If you have a mixed flock and are incubating large and bantam eggs, there is no harm in locking down your incubator on day 16 of incubation.
Lockdown describes the timeframe when your incubator should have optimized settings for hatching. Within this period, you will not candle or turn your eggs but rather leave the incubator locked until your chick hatch.
Should You Wash the Eggs Before Incubating?
No, it is not advisable to clean eggs before incubating them. Washing the eggs or even wiping them with a damp cloth will remove their protective coatings and expose them to disease-causing microorganisms. The cleaning or wiping also forces microorganisms through the eggshells’ pores.
However, when the eggs are excessively dirty, you can clean them cautiously. You can use a brush to lightly brush the dust off your eggs or use a store-bought sanitizing solution that is safe for hatching eggs.

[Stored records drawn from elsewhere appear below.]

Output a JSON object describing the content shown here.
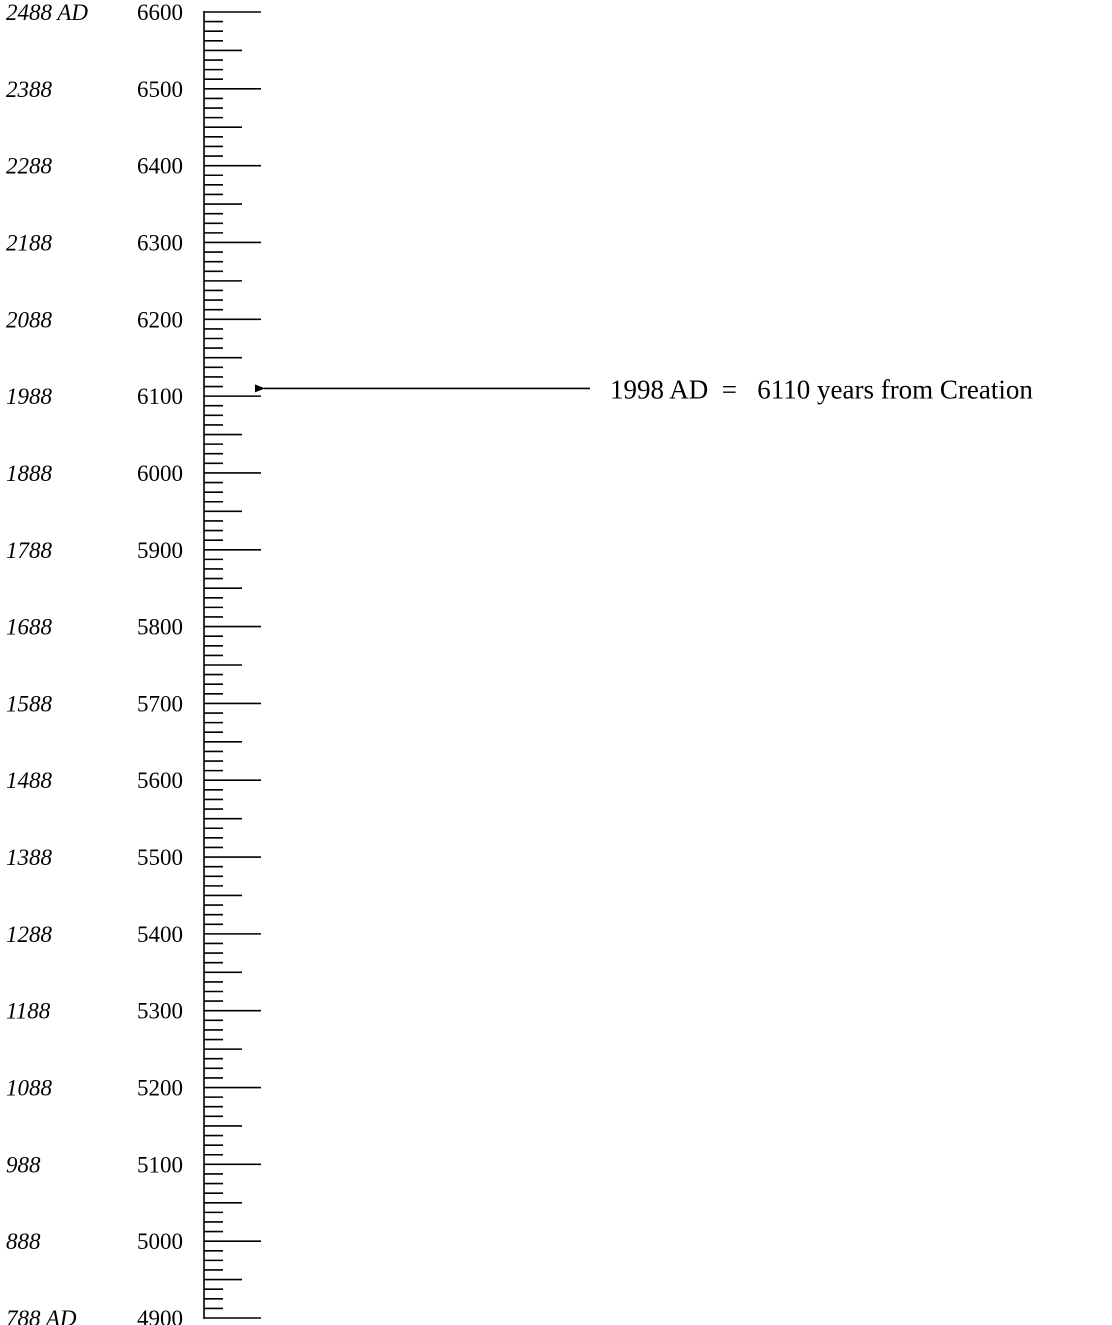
{
  "chart_data": {
    "type": "timeline-scale",
    "scale": {
      "unit": "years from Creation",
      "min": 4900,
      "max": 6600,
      "major_step": 100,
      "minor_step": 25,
      "sub_minor_step": 12.5
    },
    "rows": [
      {
        "ad": "2488 AD",
        "creation": "6600",
        "value": 6600
      },
      {
        "ad": "2388",
        "creation": "6500",
        "value": 6500
      },
      {
        "ad": "2288",
        "creation": "6400",
        "value": 6400
      },
      {
        "ad": "2188",
        "creation": "6300",
        "value": 6300
      },
      {
        "ad": "2088",
        "creation": "6200",
        "value": 6200
      },
      {
        "ad": "1988",
        "creation": "6100",
        "value": 6100
      },
      {
        "ad": "1888",
        "creation": "6000",
        "value": 6000
      },
      {
        "ad": "1788",
        "creation": "5900",
        "value": 5900
      },
      {
        "ad": "1688",
        "creation": "5800",
        "value": 5800
      },
      {
        "ad": "1588",
        "creation": "5700",
        "value": 5700
      },
      {
        "ad": "1488",
        "creation": "5600",
        "value": 5600
      },
      {
        "ad": "1388",
        "creation": "5500",
        "value": 5500
      },
      {
        "ad": "1288",
        "creation": "5400",
        "value": 5400
      },
      {
        "ad": "1188",
        "creation": "5300",
        "value": 5300
      },
      {
        "ad": "1088",
        "creation": "5200",
        "value": 5200
      },
      {
        "ad": "988",
        "creation": "5100",
        "value": 5100
      },
      {
        "ad": "888",
        "creation": "5000",
        "value": 5000
      },
      {
        "ad": "788 AD",
        "creation": "4900",
        "value": 4900
      }
    ],
    "annotation": {
      "text": "1998 AD  =   6110 years from Creation",
      "value": 6110
    }
  }
}
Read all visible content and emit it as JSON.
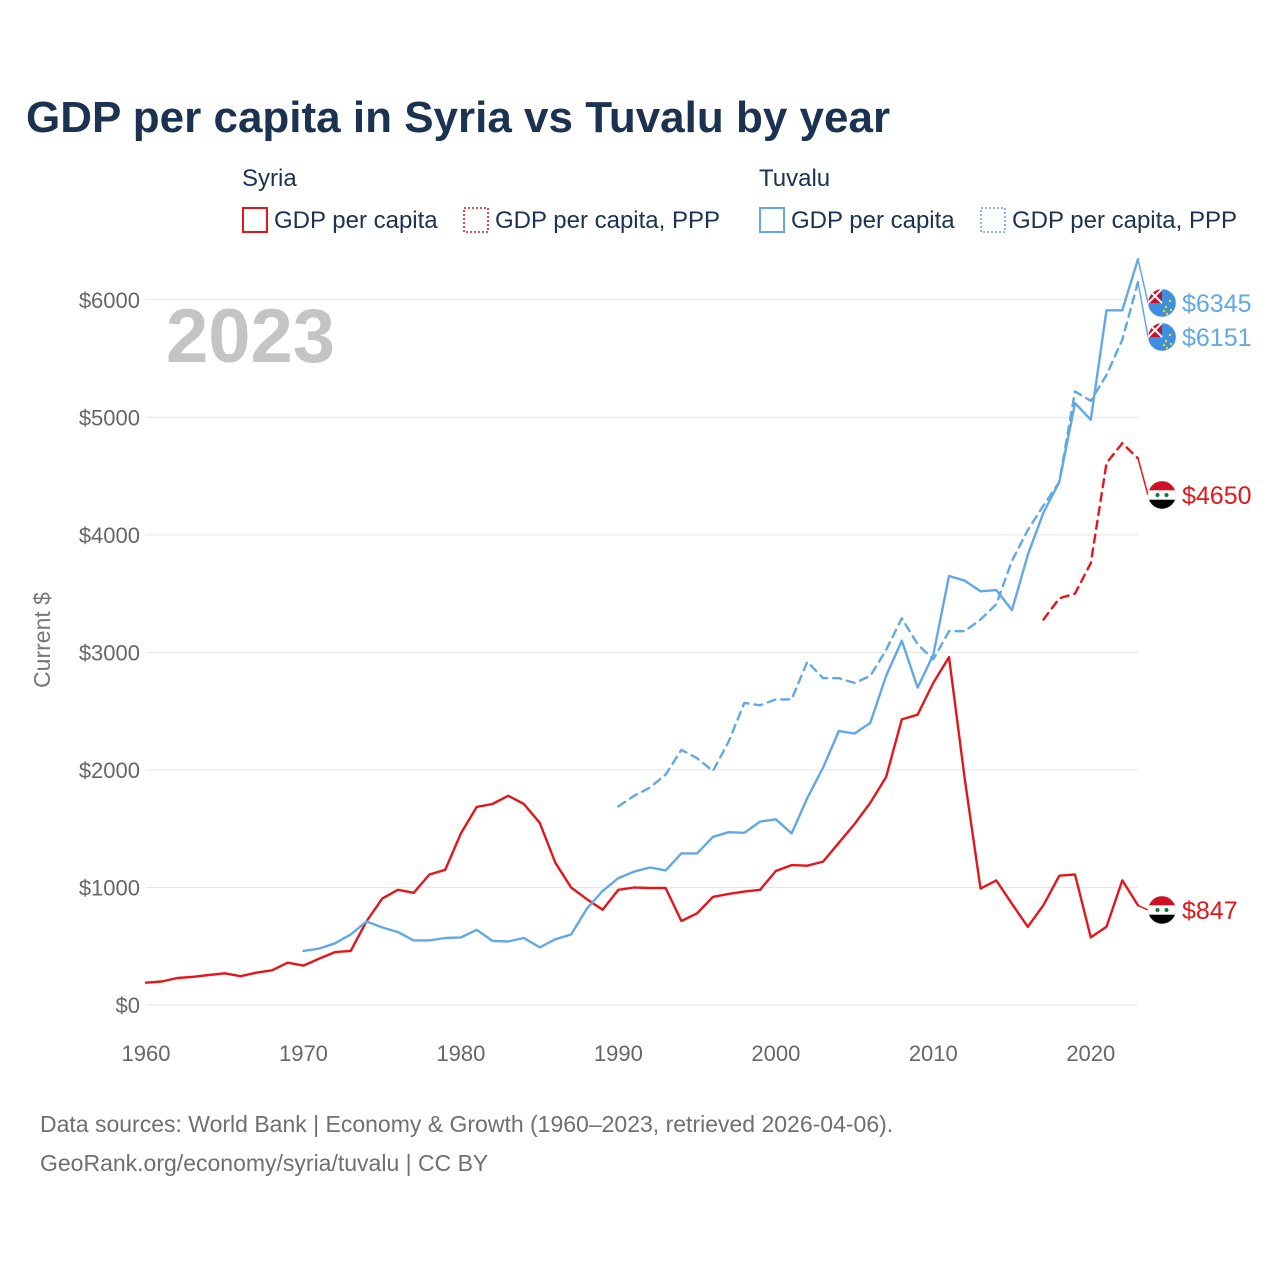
{
  "chart_data": {
    "type": "line",
    "title": "GDP per capita in Syria vs Tuvalu by year",
    "year_watermark": "2023",
    "ylabel": "Current $",
    "xlim": [
      1960,
      2023
    ],
    "ylim": [
      0,
      6500
    ],
    "x_ticks": [
      1960,
      1970,
      1980,
      1990,
      2000,
      2010,
      2020
    ],
    "x_tick_labels": [
      "1960",
      "1970",
      "1980",
      "1990",
      "2000",
      "2010",
      "2020"
    ],
    "y_ticks": [
      0,
      1000,
      2000,
      3000,
      4000,
      5000,
      6000
    ],
    "y_tick_labels": [
      "$0",
      "$1000",
      "$2000",
      "$3000",
      "$4000",
      "$5000",
      "$6000"
    ],
    "legend": {
      "groups": [
        {
          "name": "Syria",
          "items": [
            {
              "label": "GDP per capita",
              "style": "solid",
              "color": "#e3171b"
            },
            {
              "label": "GDP per capita, PPP",
              "style": "dotted",
              "color": "#e3171b"
            }
          ]
        },
        {
          "name": "Tuvalu",
          "items": [
            {
              "label": "GDP per capita",
              "style": "solid",
              "color": "#62a8e5"
            },
            {
              "label": "GDP per capita, PPP",
              "style": "dotted",
              "color": "#62a8e5"
            }
          ]
        }
      ]
    },
    "series": [
      {
        "name": "Syria GDP per capita",
        "color": "#e3171b",
        "dash": false,
        "end_label": "$847",
        "x": [
          1960,
          1961,
          1962,
          1963,
          1964,
          1965,
          1966,
          1967,
          1968,
          1969,
          1970,
          1971,
          1972,
          1973,
          1974,
          1975,
          1976,
          1977,
          1978,
          1979,
          1980,
          1981,
          1982,
          1983,
          1984,
          1985,
          1986,
          1987,
          1988,
          1989,
          1990,
          1991,
          1992,
          1993,
          1994,
          1995,
          1996,
          1997,
          1998,
          1999,
          2000,
          2001,
          2002,
          2003,
          2004,
          2005,
          2006,
          2007,
          2008,
          2009,
          2010,
          2011,
          2012,
          2013,
          2014,
          2015,
          2016,
          2017,
          2018,
          2019,
          2020,
          2021,
          2022,
          2023
        ],
        "values": [
          190,
          200,
          230,
          240,
          255,
          270,
          245,
          275,
          295,
          360,
          335,
          395,
          450,
          460,
          710,
          905,
          980,
          955,
          1110,
          1150,
          1460,
          1685,
          1710,
          1780,
          1710,
          1550,
          1210,
          1000,
          900,
          810,
          980,
          1000,
          995,
          995,
          715,
          780,
          920,
          945,
          965,
          980,
          1140,
          1190,
          1185,
          1220,
          1380,
          1540,
          1720,
          1940,
          2430,
          2470,
          2740,
          2960,
          1920,
          990,
          1060,
          860,
          665,
          850,
          1100,
          1110,
          575,
          665,
          1060,
          847
        ]
      },
      {
        "name": "Syria GDP per capita, PPP",
        "color": "#e3171b",
        "dash": true,
        "end_label": "$4650",
        "x": [
          2017,
          2018,
          2019,
          2020,
          2021,
          2022,
          2023
        ],
        "values": [
          3280,
          3460,
          3500,
          3760,
          4610,
          4780,
          4650
        ]
      },
      {
        "name": "Tuvalu GDP per capita",
        "color": "#62a8e5",
        "dash": false,
        "end_label": "$6345",
        "x": [
          1970,
          1971,
          1972,
          1973,
          1974,
          1975,
          1976,
          1977,
          1978,
          1979,
          1980,
          1981,
          1982,
          1983,
          1984,
          1985,
          1986,
          1987,
          1988,
          1989,
          1990,
          1991,
          1992,
          1993,
          1994,
          1995,
          1996,
          1997,
          1998,
          1999,
          2000,
          2001,
          2002,
          2003,
          2004,
          2005,
          2006,
          2007,
          2008,
          2009,
          2010,
          2011,
          2012,
          2013,
          2014,
          2015,
          2016,
          2017,
          2018,
          2019,
          2020,
          2021,
          2022,
          2023
        ],
        "values": [
          460,
          480,
          525,
          600,
          710,
          660,
          620,
          550,
          550,
          570,
          575,
          640,
          545,
          540,
          570,
          490,
          560,
          600,
          820,
          970,
          1080,
          1135,
          1170,
          1145,
          1290,
          1290,
          1430,
          1470,
          1465,
          1560,
          1580,
          1460,
          1760,
          2020,
          2330,
          2310,
          2400,
          2800,
          3100,
          2700,
          2980,
          3650,
          3610,
          3520,
          3530,
          3360,
          3830,
          4190,
          4450,
          5120,
          4980,
          5910,
          5910,
          6345
        ]
      },
      {
        "name": "Tuvalu GDP per capita, PPP",
        "color": "#62a8e5",
        "dash": true,
        "end_label": "$6151",
        "x": [
          1990,
          1991,
          1992,
          1993,
          1994,
          1995,
          1996,
          1997,
          1998,
          1999,
          2000,
          2001,
          2002,
          2003,
          2004,
          2005,
          2006,
          2007,
          2008,
          2009,
          2010,
          2011,
          2012,
          2013,
          2014,
          2015,
          2016,
          2017,
          2018,
          2019,
          2020,
          2021,
          2022,
          2023
        ],
        "values": [
          1690,
          1780,
          1850,
          1960,
          2170,
          2100,
          1990,
          2240,
          2570,
          2550,
          2600,
          2600,
          2920,
          2780,
          2780,
          2740,
          2800,
          3020,
          3290,
          3070,
          2940,
          3180,
          3180,
          3280,
          3410,
          3780,
          4040,
          4250,
          4450,
          5220,
          5140,
          5360,
          5660,
          6151
        ]
      }
    ]
  },
  "footer": {
    "source": "Data sources: World Bank | Economy & Growth (1960–2023, retrieved 2026-04-06).",
    "site": "GeoRank.org/economy/syria/tuvalu | CC BY"
  },
  "colors": {
    "syria": "#e3171b",
    "tuvalu": "#62a8e5",
    "title": "#1b3250"
  },
  "icons": {
    "syria_flag": "syria-flag-icon",
    "tuvalu_flag": "tuvalu-flag-icon"
  }
}
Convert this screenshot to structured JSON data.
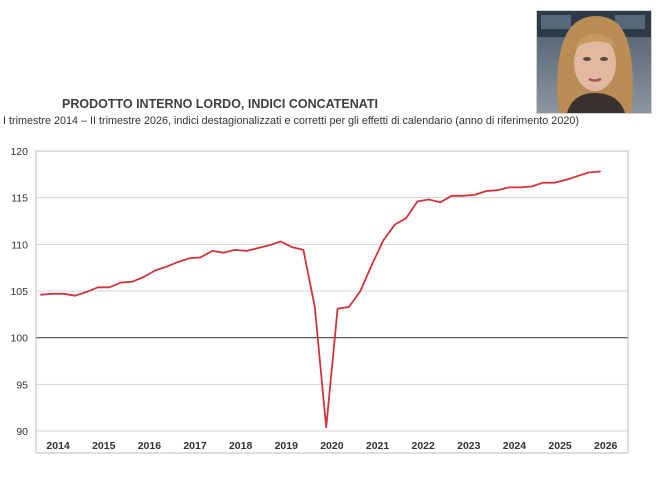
{
  "header": {
    "title": "PRODOTTO INTERNO LORDO, INDICI CONCATENATI",
    "subtitle": "I trimestre 2014 – II trimestre 2026, indici destagionalizzati e corretti per gli effetti di calendario (anno di riferimento 2020)"
  },
  "photo": {
    "description_icon": "person-photo"
  },
  "colors": {
    "line": "#d1343b",
    "grid": "#d4d4d4",
    "reference": "#444444",
    "frame": "#bdbdbd"
  },
  "chart_data": {
    "type": "line",
    "title": "PRODOTTO INTERNO LORDO, INDICI CONCATENATI",
    "subtitle": "I trimestre 2014 – II trimestre 2026, indici destagionalizzati e corretti per gli effetti di calendario (anno di riferimento 2020)",
    "xlabel": "",
    "ylabel": "",
    "ylim": [
      90,
      120
    ],
    "yticks": [
      90,
      95,
      100,
      105,
      110,
      115,
      120
    ],
    "xtick_labels": [
      "2014",
      "2015",
      "2016",
      "2017",
      "2018",
      "2019",
      "2020",
      "2021",
      "2022",
      "2023",
      "2024",
      "2025",
      "2026"
    ],
    "reference_line": 100,
    "grid": "horizontal",
    "series": [
      {
        "x": [
          "2014-Q1",
          "2014-Q2",
          "2014-Q3",
          "2014-Q4",
          "2015-Q1",
          "2015-Q2",
          "2015-Q3",
          "2015-Q4",
          "2016-Q1",
          "2016-Q2",
          "2016-Q3",
          "2016-Q4",
          "2017-Q1",
          "2017-Q2",
          "2017-Q3",
          "2017-Q4",
          "2018-Q1",
          "2018-Q2",
          "2018-Q3",
          "2018-Q4",
          "2019-Q1",
          "2019-Q2",
          "2019-Q3",
          "2019-Q4",
          "2020-Q1",
          "2020-Q2",
          "2020-Q3",
          "2020-Q4",
          "2021-Q1",
          "2021-Q2",
          "2021-Q3",
          "2021-Q4",
          "2022-Q1",
          "2022-Q2",
          "2022-Q3",
          "2022-Q4",
          "2023-Q1",
          "2023-Q2",
          "2023-Q3",
          "2023-Q4",
          "2024-Q1",
          "2024-Q2",
          "2024-Q3",
          "2024-Q4",
          "2025-Q1",
          "2025-Q2",
          "2025-Q3",
          "2025-Q4",
          "2026-Q1",
          "2026-Q2"
        ],
        "values": [
          104.6,
          104.7,
          104.7,
          104.5,
          104.9,
          105.4,
          105.4,
          105.9,
          106.0,
          106.5,
          107.2,
          107.6,
          108.1,
          108.5,
          108.6,
          109.3,
          109.1,
          109.4,
          109.3,
          109.6,
          109.9,
          110.3,
          109.7,
          109.4,
          103.3,
          90.4,
          103.1,
          103.3,
          105.0,
          107.8,
          110.4,
          112.1,
          112.8,
          114.6,
          114.8,
          114.5,
          115.2,
          115.2,
          115.3,
          115.7,
          115.8,
          116.1,
          116.1,
          116.2,
          116.6,
          116.6,
          116.9,
          117.3,
          117.7,
          117.8
        ]
      }
    ]
  }
}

How to Store Eggs Before Incubating
You can store your eggs in a room at 55-60 degrees Fahrenheit before incubating them. Refrain from refrigerating the eggs. Before you set the eggs, remember to increase the temperatures slowly.
Quickly moving your egg from 55-60 degrees Fahrenheit into an incubator at 99.5 degrees Fahrenheit can cause thermal shock. When storing the eggs, place the pointed side down to maintain the air bubble on the eggs’ fat ends from bursting.
Chicks will break into this air bubble before breaking into the outside world. Do not store your eggs for more than a week before incubating them. Their hatchability will reduce after seven days because their membranes break down and the vitamins decay.
Conclusion
When you have followed the right steps detailed in the above tips, you are sure that your chicks will hatch.
You can leave your chicks in the incubator for at most three days after hatching, but you can also move them into a brooder immediately after hatching. When your chicks move in, the brooder should be 95-100 degrees Fahrenheit.
You can use a thermometer to maintain the right temperature in your brooder because chicks will not easily regulate their temperatures.
If some of your eggs do not hatch after 21 days, use the warm water trick to see if they can hatch. This involves dipping the eggs in warm water.
If they move and float, these eggs can be hatched into healthy chicks so they can be placed back in the incubator.